Human-like Autonomous Vehicles

Example of Visual Perception

The figure below shows a woman walking a large dog. After noticing this in his peripheral vision, the driver’s eyes saccade from the road ahead to the dog, and then to the woman, fixating on different portions and saccading around the woman and the dog, forming regions of interest around them.

The eye movements for an interval of a few seconds is reproduced below, and includes fixation durations. Saccades are indicated by lines with arrows, fixations by circles (circle size indicating duration).

The above data is superimposed on the scene captured by a camera or lidar, and features extracted from regions of interest are automatically detected. As can be seen in the figure above, there are two ROIs. Features are then identified as being a large dog, a woman, and a stretched leash. An expert driver will invariably recognize the dog dragging the woman into the road, and therefore a possible collision. The driver will slow the vehicle down, the speed profile depending on the speed limit and width of the road, strength of the dog, how much the woman leans, weight of the vehicle etc.

Compare this with the same dog not tugging on the leash as shown below.

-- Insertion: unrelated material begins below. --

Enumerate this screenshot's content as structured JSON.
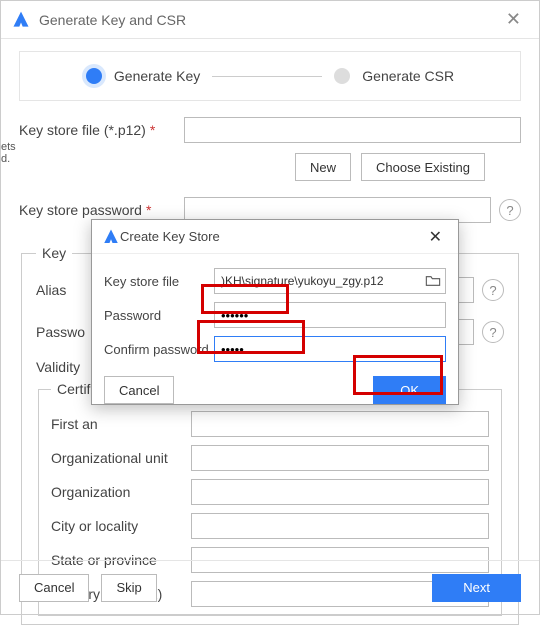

The driver, recognizing a smaller probability of an accident, will slow the vehicle down at a much different speed profile than if the dog were tugging at the leash. Although both situations are captured under the same subheading of “large-dog-with-adult-female”, they will be further sub-classified under “taut-leash” or “slack-leash”. All this data is automatically captured, signatures automatically extracted and ready to feed into an AV.